It’s hard to believe that any government would jeopardize the welfare of vulnerable children, yet that seems to be happening now that the Republicans control all levers of government. It’s not that the GOP doesn’t care about the welfare of children, but that internal squabbling and bickering about how to fund an important bill is creating anxiety for the millions who rely upon it.
The program in question is the Children’s Health Insurance Program — or CHIP — which was signed by President Bill Clinton in 1997. The legislation was pushed into law by the late Senator Ted Kennedy, who reached across the aisle to partner with Republican Senator Orrin Hatch (UT), to finally protect the most vulnerable people in American society.
In all, about nine million children are enrolled in CHIP and, for about 1 in 8 American kids, it’s the only health coverage they have.
Now CHIP is unlikely to be funded during this session of Congress, since the GOP was too focused on tax cuts for the wealthy and for corporations to take care of this vital program. Many states, including Colorado and Connecticut, are already informing patients that their healthcare is about to end. Two Republican senators, Lamar Alexander and Susan Collins, have indicated that it won’t be tackled until next year.
The result? A nightmare.
According to Vox, as many as two million kids are losing access to affordable healthcare in 25 states. Alabama is freezing enrollment starting January 1. Connecticut may shutter the program entirely. In Colorado, pregnant mothers are being told they won’t have coverage when their babies are due.

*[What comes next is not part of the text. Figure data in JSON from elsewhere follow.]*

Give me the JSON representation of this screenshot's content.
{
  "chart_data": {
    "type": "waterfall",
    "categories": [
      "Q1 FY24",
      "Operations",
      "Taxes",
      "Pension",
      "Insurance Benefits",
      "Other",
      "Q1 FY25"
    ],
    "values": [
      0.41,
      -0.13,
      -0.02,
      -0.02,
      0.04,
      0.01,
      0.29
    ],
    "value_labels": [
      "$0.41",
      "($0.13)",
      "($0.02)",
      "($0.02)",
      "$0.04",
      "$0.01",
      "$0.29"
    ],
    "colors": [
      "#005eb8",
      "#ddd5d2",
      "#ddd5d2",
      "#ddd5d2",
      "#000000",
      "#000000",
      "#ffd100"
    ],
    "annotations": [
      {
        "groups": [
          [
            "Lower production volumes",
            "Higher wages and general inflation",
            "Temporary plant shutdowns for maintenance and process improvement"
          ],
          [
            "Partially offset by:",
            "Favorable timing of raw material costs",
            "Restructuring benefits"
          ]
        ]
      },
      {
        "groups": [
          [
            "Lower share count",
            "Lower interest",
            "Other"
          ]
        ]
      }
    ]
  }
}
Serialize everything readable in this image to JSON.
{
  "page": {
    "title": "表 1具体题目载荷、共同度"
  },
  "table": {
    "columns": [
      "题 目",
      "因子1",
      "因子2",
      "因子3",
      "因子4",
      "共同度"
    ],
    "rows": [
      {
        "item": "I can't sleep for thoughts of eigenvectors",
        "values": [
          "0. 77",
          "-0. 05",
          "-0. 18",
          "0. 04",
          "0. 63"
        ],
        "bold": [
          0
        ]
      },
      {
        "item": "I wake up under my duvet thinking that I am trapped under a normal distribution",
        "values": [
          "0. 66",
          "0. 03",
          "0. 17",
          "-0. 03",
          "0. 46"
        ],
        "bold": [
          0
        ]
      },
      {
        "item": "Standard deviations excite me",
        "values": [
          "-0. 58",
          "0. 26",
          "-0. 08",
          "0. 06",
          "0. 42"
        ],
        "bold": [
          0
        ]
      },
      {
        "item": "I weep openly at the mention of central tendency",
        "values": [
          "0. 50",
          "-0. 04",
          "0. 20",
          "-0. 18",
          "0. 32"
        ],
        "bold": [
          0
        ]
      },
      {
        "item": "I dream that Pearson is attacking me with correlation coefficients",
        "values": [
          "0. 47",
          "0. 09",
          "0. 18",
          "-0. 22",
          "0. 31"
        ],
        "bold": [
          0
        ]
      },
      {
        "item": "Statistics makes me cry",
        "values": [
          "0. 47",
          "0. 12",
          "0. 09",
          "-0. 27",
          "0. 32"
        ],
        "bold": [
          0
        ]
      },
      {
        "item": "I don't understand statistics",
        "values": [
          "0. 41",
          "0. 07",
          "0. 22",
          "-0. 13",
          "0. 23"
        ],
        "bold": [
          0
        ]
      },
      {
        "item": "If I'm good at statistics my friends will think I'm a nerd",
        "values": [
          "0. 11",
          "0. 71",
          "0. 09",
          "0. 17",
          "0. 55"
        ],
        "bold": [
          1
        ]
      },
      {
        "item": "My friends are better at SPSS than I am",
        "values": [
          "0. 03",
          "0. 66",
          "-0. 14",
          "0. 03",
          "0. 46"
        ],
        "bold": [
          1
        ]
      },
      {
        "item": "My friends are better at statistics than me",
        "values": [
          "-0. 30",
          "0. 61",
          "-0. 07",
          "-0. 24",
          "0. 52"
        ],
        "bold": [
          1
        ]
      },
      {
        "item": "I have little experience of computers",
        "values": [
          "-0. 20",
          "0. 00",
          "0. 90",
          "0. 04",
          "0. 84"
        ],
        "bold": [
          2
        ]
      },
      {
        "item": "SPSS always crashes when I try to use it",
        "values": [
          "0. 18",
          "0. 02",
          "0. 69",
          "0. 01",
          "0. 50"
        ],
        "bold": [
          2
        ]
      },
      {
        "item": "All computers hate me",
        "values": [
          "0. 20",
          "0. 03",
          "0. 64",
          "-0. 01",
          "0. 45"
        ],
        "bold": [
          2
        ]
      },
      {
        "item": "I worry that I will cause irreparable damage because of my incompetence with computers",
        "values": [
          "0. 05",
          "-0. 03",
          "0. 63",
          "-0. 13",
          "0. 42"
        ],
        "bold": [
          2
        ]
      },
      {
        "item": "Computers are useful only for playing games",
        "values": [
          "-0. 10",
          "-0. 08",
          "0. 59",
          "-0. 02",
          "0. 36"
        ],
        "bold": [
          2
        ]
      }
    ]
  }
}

It’s hard to see how the GOP is doing any other than losing votes for the 2018 elections. The program is wildly popular among patients and providers.
“CHIP is probably one of the most successful government programs we’ve enacted in the last couple of decades,” says Timothy McBride, a professor of health economics at Washington University in St. Louis. As chairman of that state’s Medicaid oversight committee, McBride also oversees CHIP.
He argues that the program applies an old adage — an ounce of prevention is worth a pound of cure — that should garner bipartisan support.